Monday, May 3, 2010

Joanna

Mom and Dad -

First, the obvious - without you two, I wouldn't be here.  But that's not just because you created me.  Without you two, I wouldn't be living the life I'm living (and loving it - even with its ups and downs).  Without you allowing me to flounder around after graduation, and supporting me in my super insane/spur of the moment decision to enlist in the Air Force, I wouldn't be half the woman I am today.  And for that, I thank you.

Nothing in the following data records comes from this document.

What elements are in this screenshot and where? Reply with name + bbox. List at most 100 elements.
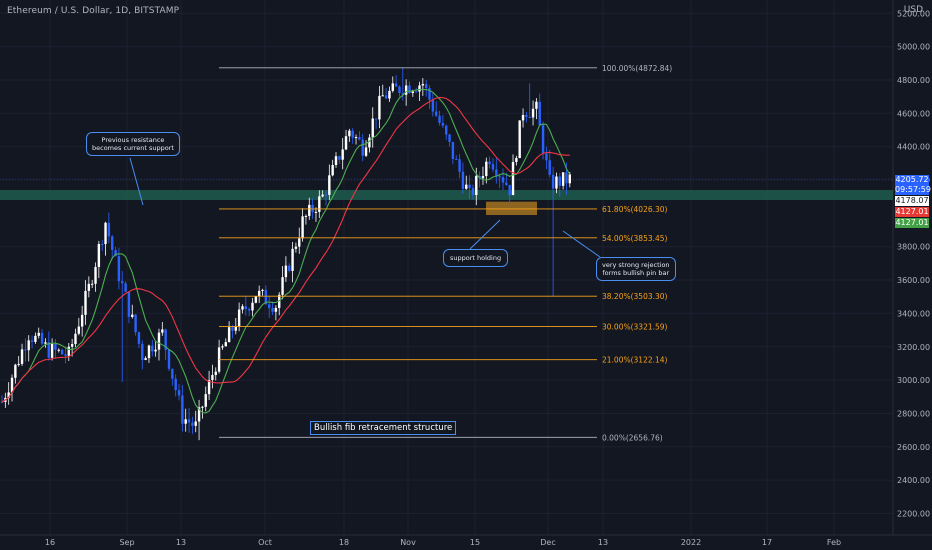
candle-body: [388, 90, 391, 99]
candle-body: [361, 139, 364, 156]
candle-body: [408, 85, 411, 94]
last-price-tag: 4205.72: [895, 175, 929, 185]
candle-body: [438, 115, 441, 123]
candle-body: [445, 125, 448, 135]
candle-body: [458, 159, 461, 172]
candle-body: [291, 248, 294, 271]
candle-body: [204, 394, 207, 407]
candle-body: [568, 174, 571, 184]
candle-body: [87, 283, 91, 291]
candle-body: [90, 283, 94, 285]
candle-body: [167, 349, 171, 369]
candle-body: [468, 184, 471, 189]
candle-body: [491, 164, 495, 170]
candle-body: [197, 407, 201, 422]
candle-body: [227, 327, 231, 343]
candle-body: [107, 222, 111, 237]
candle-body: [538, 101, 541, 126]
candle-body: [521, 114, 525, 121]
candle-body: [511, 161, 515, 196]
candle-body: [134, 314, 137, 333]
time-tick-label: Oct: [258, 538, 272, 547]
candle-body: [231, 327, 234, 331]
candle-body: [131, 314, 134, 317]
ma-slow-line: [1, 96, 570, 403]
candle-body: [505, 182, 508, 185]
candle-body: [284, 265, 288, 278]
candle-body: [144, 358, 147, 361]
fib-level-label: 21.00%(3122.14): [602, 356, 668, 365]
annotation-support-holding: support holding: [443, 249, 509, 267]
candle-body: [80, 314, 84, 327]
time-tick-label: Dec: [540, 538, 555, 547]
candle-body: [301, 216, 304, 239]
candle-body: [541, 125, 545, 154]
candle-body: [171, 368, 174, 379]
candle-body: [448, 134, 451, 142]
candle-body: [147, 345, 151, 359]
candle-body: [261, 289, 264, 291]
candle-body: [331, 164, 334, 176]
candle-body: [64, 354, 67, 356]
candle-body: [414, 91, 418, 93]
candle-body: [7, 392, 10, 398]
candle-body: [241, 306, 244, 310]
price-tick-label: 2600.00: [897, 443, 930, 452]
pointer-resistance: [129, 157, 144, 206]
annotation-resistance: Previous resistance becomes current supp…: [86, 132, 180, 156]
candle-body: [37, 332, 40, 336]
candle-body: [254, 296, 258, 303]
candle-body: [545, 153, 548, 161]
candle-body: [508, 184, 511, 196]
candle-body: [314, 211, 318, 213]
fib-level-label: 38.20%(3503.30): [602, 292, 668, 301]
time-tick-label: 15: [470, 538, 480, 547]
candle-body: [485, 161, 488, 177]
candle-body: [207, 379, 211, 395]
price-tick-label: 3000.00: [897, 376, 930, 385]
candle-body: [384, 95, 388, 99]
candle-body: [461, 171, 465, 189]
candle-body: [74, 333, 77, 345]
price-tick-label: 3800.00: [897, 243, 930, 252]
price-tick-label: 5000.00: [897, 43, 930, 52]
candle-body: [358, 137, 361, 140]
candle-body: [435, 111, 438, 116]
symbol-title[interactable]: Ethereum / U.S. Dollar, 1D, BITSTAMP: [7, 6, 180, 16]
candle-body: [164, 329, 167, 350]
candle-body: [555, 176, 558, 189]
candle-body: [274, 307, 278, 312]
candle-body: [321, 194, 324, 197]
candle-body: [428, 88, 431, 100]
ma-slow-tag: 4127.01: [895, 207, 929, 217]
candle-body: [30, 340, 34, 342]
candle-body: [27, 340, 30, 351]
time-tick-label: 13: [598, 538, 608, 547]
candle-body: [224, 342, 227, 347]
candle-body: [201, 406, 204, 408]
candle-body: [501, 177, 505, 183]
candle-body: [558, 176, 561, 186]
candle-body: [495, 169, 498, 177]
candle-body: [528, 116, 531, 118]
candle-body: [40, 332, 44, 344]
candle-body: [44, 342, 47, 344]
candle-body: [465, 184, 468, 189]
candle-body: [471, 188, 475, 195]
candle-body: [368, 137, 371, 148]
support-zone: [0, 190, 893, 201]
candle-body: [67, 346, 70, 356]
price-tick-label: 2800.00: [897, 409, 930, 418]
candle-body: [177, 390, 181, 396]
candle-body: [338, 156, 341, 160]
fib-level-label: 61.80%(4026.30): [602, 205, 668, 214]
price-tick-label: 4800.00: [897, 76, 930, 85]
candle-body: [565, 172, 568, 184]
candle-body: [34, 335, 37, 342]
time-tick-label: 2022: [681, 538, 701, 547]
candle-body: [531, 108, 535, 118]
candle-body: [548, 160, 551, 175]
annotation-structure: Bullish fib retracement structure: [310, 421, 457, 435]
fib-level-label: 30.00%(3321.59): [602, 322, 668, 331]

Growing up with you for parents was just about the best thing I could ever ask for.  Sure, there were rough patches, but I never once doubted that you guys loved me and would do anything for me.  Without your unconditional love to all of those foster babies (and some non-babies), I don't think I'd be the woman I am today.  And for that, I thank you.  I remember waiting for Dad to come home on Fridays, so excited about the candy bars he would have for us.  I remember loving Halloween parties at school because that meant the entire family took the day off to go bowling.  I remember family grocery shopping for Creation at Sam's (and hoping we were early enough to get the taste tests).  Surfing on Sand Ridge Rd in the back of the big red van, all of us kids snuggling into your bed on Saturday mornings, and playing "hot and cold" on my birthday mornings for that ever-so-important first gift of the day.

I always knew, without a doubt, that you would always be there for me.  I could give you so many instances over my past 28 years where you were there for me... without reservation, without judgement.  Even if you KNEW that the decision I was making was not the right one, you let me make it.  You let me fall on my face because it was what I needed, and you were there to offer me a hand or two when I would try to get back up.  And you still loved me.  You showed me what I could learn from a situation, and never brought it up again.  You were there for that 3:30a phone call.  You were there for all of my relationship mistakes.  You were even there when I bounced a few checks back in 2002, and you gave me that much-needed wake-up call about responsibility.  Amazingly, you both know how to calm me down when it seems to me that no one gets me and couldn't possibly understand what I'm going through.  You've shown me time and time again that, no, I'm not insane.  I'm just a Taylor.  ; )

Through the toughest situations I've ever seen a couple have to face, you've faced them head-on - together - and never faltered.  You weren't afraid to do what was best for the family, even if it means causing yourselves immense pain in the process.  You've never hidden your love for each other, never been ashamed.

You guys have a marriage that everyone aspires to have.  You love each other - there's no mistaking that.  But what sticks out the most in my mind is how, even when you fight, it's obvious you love each other.  And you stick together through and after each fight.  You love each other more and more every day.

There's so much I could say to try tell you how much you mean to me, but none of it would be enough.  Words can't describe what you've meant to me... to us... to countless people along your journey together.  Thank you for being my parents.  Thank you for being you... thank you for loving each other, and for teaching me what it means to truly love someone.